I may take a crack at this frontier.

November 6, 2011

Class Attendance Among Students: A Transactions Cost Perspective

We are in the middle of an academic semester and we are in a somewhat troublesome predicament. While students are attending the lecture classes, few are attending the individual discussion sessions. Most of the time, less than ten out of twenty students attend in each lab session.

It's not their fault--attending the discussion sessions is not required. It has never been since. But it was different this time because in the previous semesters, attendance was perfect. The reason for perfect attendance was the weekly quizzes. We use the weekly quizzes as what Oliver E. Williamson might consider as "hostage." Students have to attend if they want to take the quiz. The quiz, of course, matters for a student's final grade.

It is different this semester. The quizzes are administered online and during the weekend. So for students who may not really care about attending discussion sessions or who think that they can breeze through the semester attending the lectures and studying the class textbook by themselves, there is really no incentive to attend.

What is the transaction here? You may say it's the fact that the student decided to pursue their respective chosen degrees. But we can look at a more micro level. We can consider the pursuit of a degree consisting of further individual transactions, namely the enrollment in different subjects. Students enroll in a subject with the sole purpose of obtaining a benefit--passing and getting a good grade (and hopefully learning as well)

Ex ante costs aside (like monetary and non-monetary costs involved in the process of enrolling), let's concentrate on ex post transaction costs. Definitely, among such transaction costs are typical day-to-day activities students undertake going to classes and studying for tests--all with the ultimate goal of eventually passing the course and getting a grade

If attendance is not required in either lecture or dicussion sessions, and if students feel attending only lecture classes is sufficient enough to get a good grade, then for some students there is really no point in attending discussion labs. So we are really in an institutional arrangement where not attending discussion labs is a rational choice for students.

Now, if we change the arrangement, we should definitely expect a change in the behavior of the students. This turns out to be the case when we instituted a policy wherein there is an incentive for students to attend lab classes. For the remaining lab classes until the end of the semester, we will check attendance. At the end of the semester, we announced that we will randomly select two sessions where we will award 5 points of credit toward the final grade for those who are present during that session. While the effect is not a perfect attendance, there is indeed a significant change in the number of those who started to attend.

We can certainly make the case that there are three types of students in this case. The first type are those who regularly attend, and these are the students that are really interested in learning. The second type are those that started to attend after instituting the new incentive scheme.

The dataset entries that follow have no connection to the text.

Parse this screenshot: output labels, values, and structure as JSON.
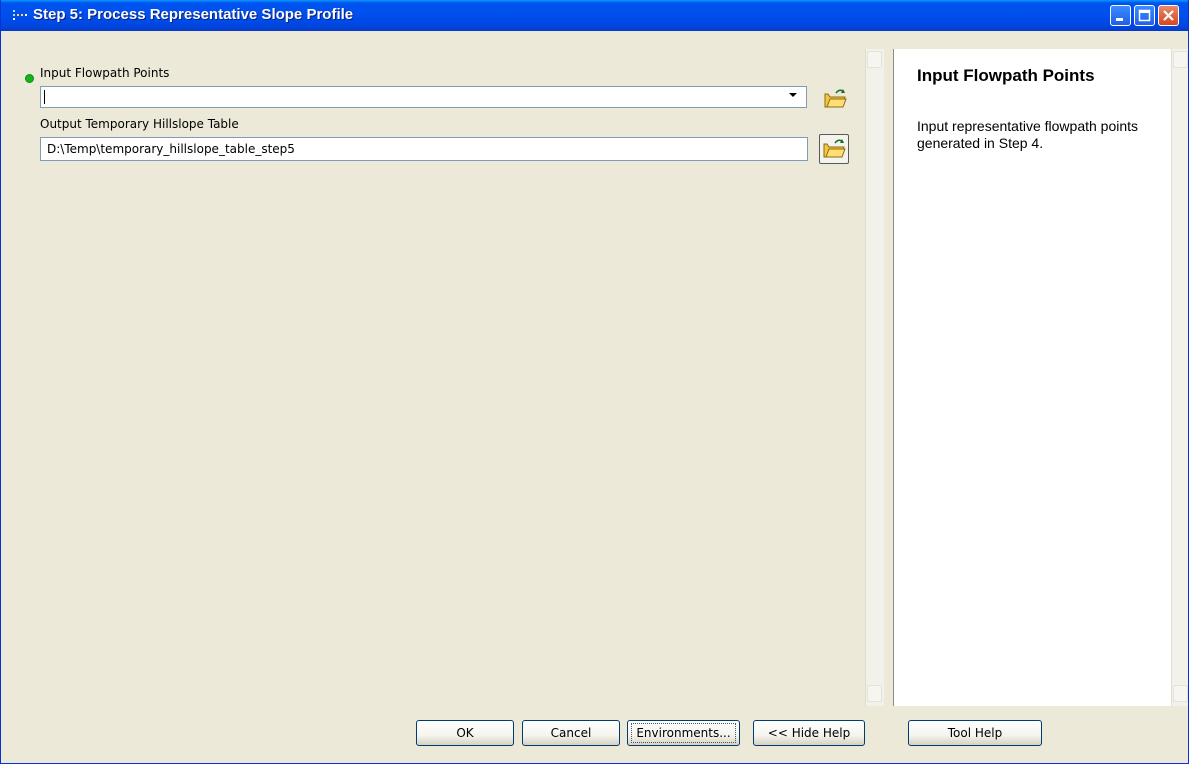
{
  "window": {
    "title": "Step 5: Process Representative Slope Profile",
    "icon": "toolbox-dots-icon",
    "controls": [
      "minimize-icon",
      "maximize-icon",
      "close-icon"
    ]
  },
  "form": {
    "input_flowpath": {
      "label": "Input Flowpath Points",
      "value": "",
      "required": true,
      "required_color": "#16b516"
    },
    "output_table": {
      "label": "Output Temporary Hillslope Table",
      "value": "D:\\Temp\\temporary_hillslope_table_step5"
    }
  },
  "help": {
    "title": "Input Flowpath Points",
    "text": "Input representative flowpath points generated in Step 4."
  },
  "buttons": {
    "ok": "OK",
    "cancel": "Cancel",
    "environments": "Environments...",
    "hide_help": "<< Hide Help",
    "tool_help": "Tool Help"
  },
  "colors": {
    "titlebar": "#0053ee",
    "dialog_bg": "#ece9d8",
    "field_border": "#7f9db9"
  }
}
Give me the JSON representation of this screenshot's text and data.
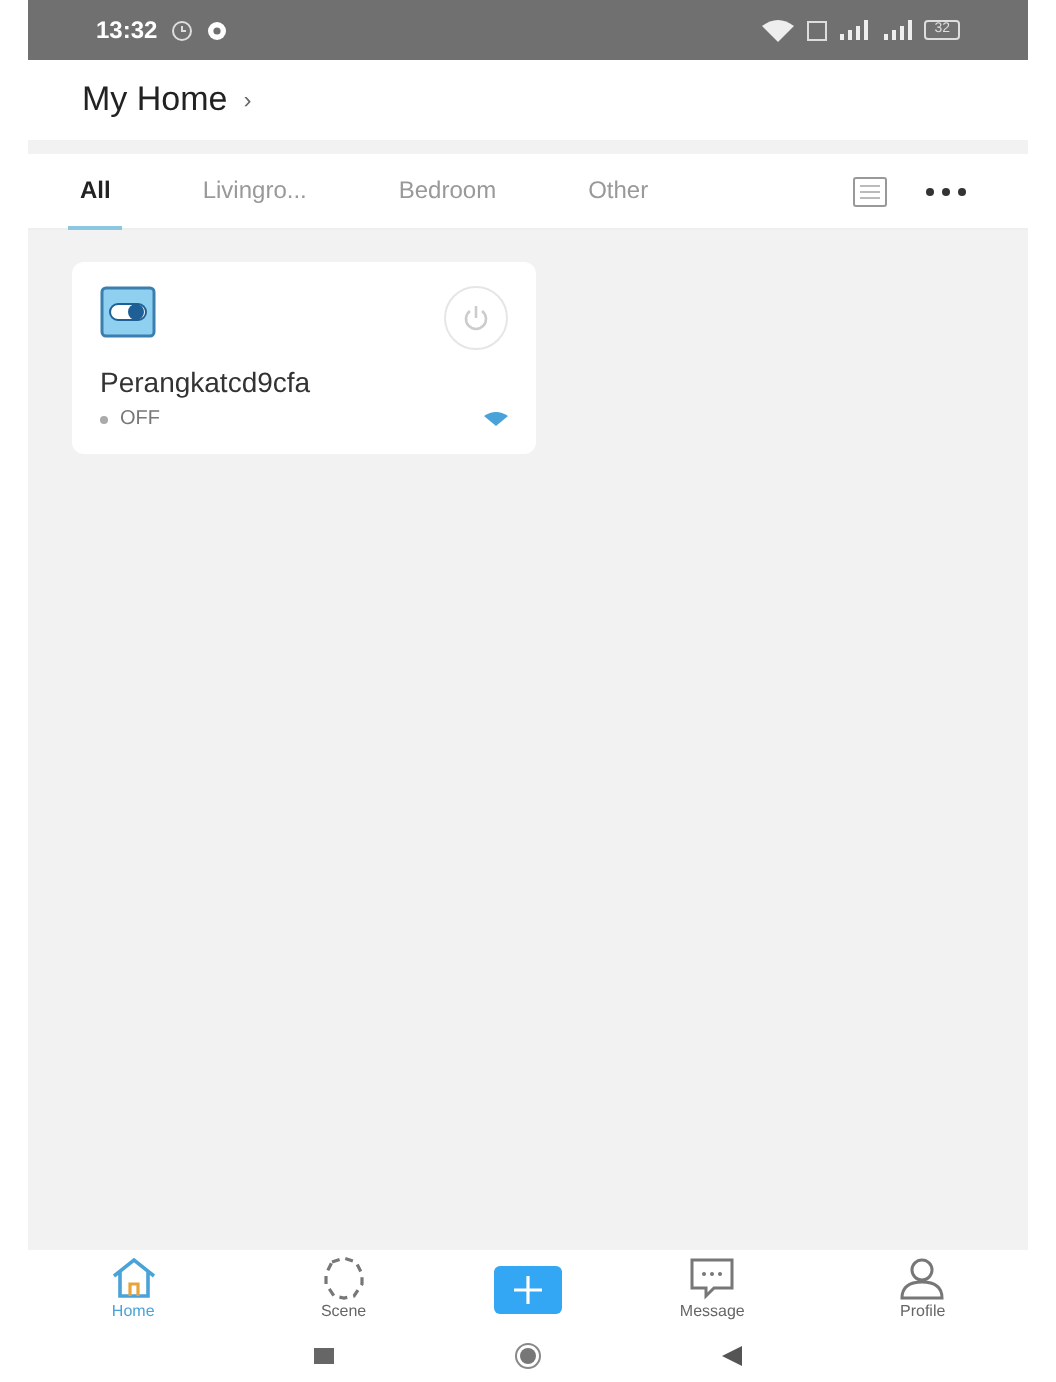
{
  "status_bar": {
    "time": "13:32",
    "battery": "32"
  },
  "header": {
    "title": "My Home",
    "chevron": "›"
  },
  "tabs": [
    {
      "label": "All",
      "selected": true
    },
    {
      "label": "Livingro...",
      "selected": false
    },
    {
      "label": "Bedroom",
      "selected": false
    },
    {
      "label": "Other",
      "selected": false
    }
  ],
  "devices": [
    {
      "name": "Perangkatcd9cfa",
      "status": "OFF",
      "on": false
    }
  ],
  "bottom_nav": [
    {
      "kind": "home",
      "label": "Home",
      "selected": true
    },
    {
      "kind": "scene",
      "label": "Scene",
      "selected": false
    },
    {
      "kind": "add"
    },
    {
      "kind": "message",
      "label": "Message",
      "selected": false
    },
    {
      "kind": "profile",
      "label": "Profile",
      "selected": false
    }
  ]
}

We can say that for these students, they value a higher grade and the transaction costs involved in attending the lab sessions are low compared to the benefits of getting that higher grade.

In retrospect, you wonder if the differences in the behavior of the students reflect the fact that the benefits one student gains is subjective, or could it be that the transaction costs turned out to be the one that is subjective in nature. Let's face it, some students are really constantly determining if that extra incentive is really worth all the hassles of going to lab sessions. Or maybe some students are really just plain lazy.